Me quedé pensando en las seducciones de la barbarie; y como había tiempo para enterarme de ellas y quería conocer el fin de la historia empezada, le dije :
—Y te arreglaste al fin con tus suegros y con tu mujer propia?
—Me arreglaba y me desarreglaba. Unos tiempcs andábamos mesturados; otros, yo por un lado, ellos por otro.
Por último, Regina se había puesto muy celosa; porque, no sé cómo, supo mis cosas con la Dolores.
Hasta me amenazó una vez con que me había de delatar.

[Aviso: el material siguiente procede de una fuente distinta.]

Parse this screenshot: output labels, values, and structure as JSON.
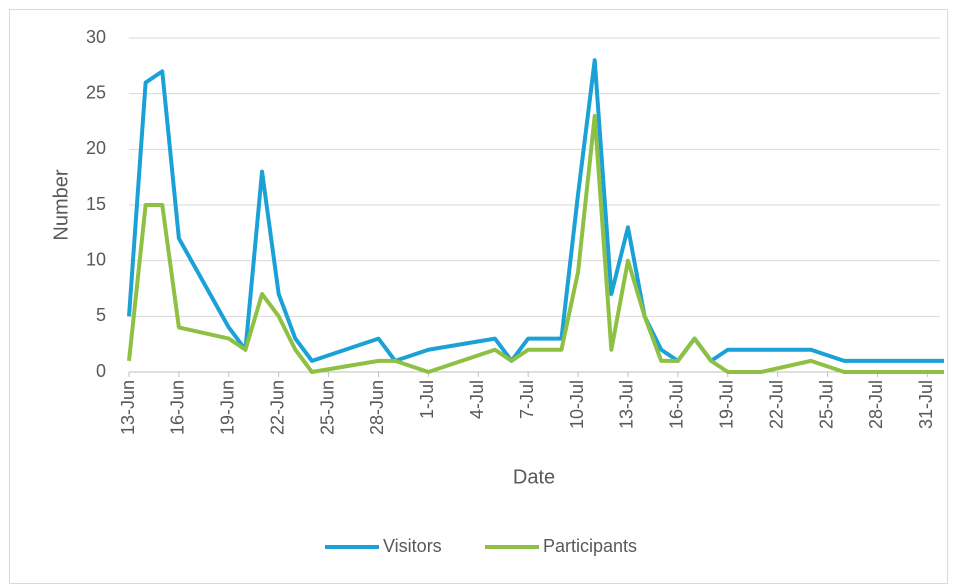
{
  "chart_data": {
    "type": "line",
    "x_label": "Date",
    "y_label": "Number",
    "x": [
      "13-Jun",
      "14-Jun",
      "15-Jun",
      "16-Jun",
      "19-Jun",
      "20-Jun",
      "21-Jun",
      "22-Jun",
      "23-Jun",
      "24-Jun",
      "28-Jun",
      "29-Jun",
      "1-Jul",
      "5-Jul",
      "6-Jul",
      "7-Jul",
      "9-Jul",
      "10-Jul",
      "11-Jul",
      "12-Jul",
      "13-Jul",
      "14-Jul",
      "15-Jul",
      "16-Jul",
      "17-Jul",
      "18-Jul",
      "19-Jul",
      "21-Jul",
      "24-Jul",
      "26-Jul",
      "1-Aug"
    ],
    "series": [
      {
        "name": "Visitors",
        "color": "#1aa1d6",
        "values": [
          5,
          26,
          27,
          12,
          4,
          2,
          18,
          7,
          3,
          1,
          3,
          1,
          2,
          3,
          1,
          3,
          3,
          16,
          28,
          7,
          13,
          5,
          2,
          1,
          3,
          1,
          2,
          2,
          2,
          1,
          1
        ]
      },
      {
        "name": "Participants",
        "color": "#8dc043",
        "values": [
          1,
          15,
          15,
          4,
          3,
          2,
          7,
          5,
          2,
          0,
          1,
          1,
          0,
          2,
          1,
          2,
          2,
          9,
          23,
          2,
          10,
          5,
          1,
          1,
          3,
          1,
          0,
          0,
          1,
          0,
          0
        ]
      }
    ],
    "xlim": [
      "13-Jun",
      "1-Aug"
    ],
    "xticks": [
      "13-Jun",
      "16-Jun",
      "19-Jun",
      "22-Jun",
      "25-Jun",
      "28-Jun",
      "1-Jul",
      "4-Jul",
      "7-Jul",
      "10-Jul",
      "13-Jul",
      "16-Jul",
      "19-Jul",
      "22-Jul",
      "25-Jul",
      "28-Jul",
      "31-Jul"
    ],
    "ylim": [
      0,
      30
    ],
    "yticks": [
      0,
      5,
      10,
      15,
      20,
      25,
      30
    ],
    "grid": true,
    "legend": "bottom"
  }
}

Aquello era una madeja que no se podía desenredar y á más habían dado en la tandita de hablar mal de mi madre, de modo que yo los oyera. Decían que ella era mi tapadera y yo la del Juez.
Una noche casi me desgracié con mi suegro.
Si no es por Regina, le meto el alfajor hasta cabo, por mal hablado.
Era una picardía; porque mi madre, mi Coronel, era mujer de ley.
Trabajaba como un macho todo el día, y rezar era su vida.
Como sucede siempre en las familias, nos compusimos. Pero de los labios para afuera. Adentro había otra cosa.
Yo prudenciaba, porque mi madre me decía siempre tené paciencia, hijo.
—¿Y la Dolores?—le pregunté.
—Siempre la veía, mi Coronel—me contestó.
—¿Y cómo hacías?
—Ahorita le voy á contar, y verá todas las desgracias que me sucedieron.
Yo iba casi todas las noches obscuras á casa de la Dolores.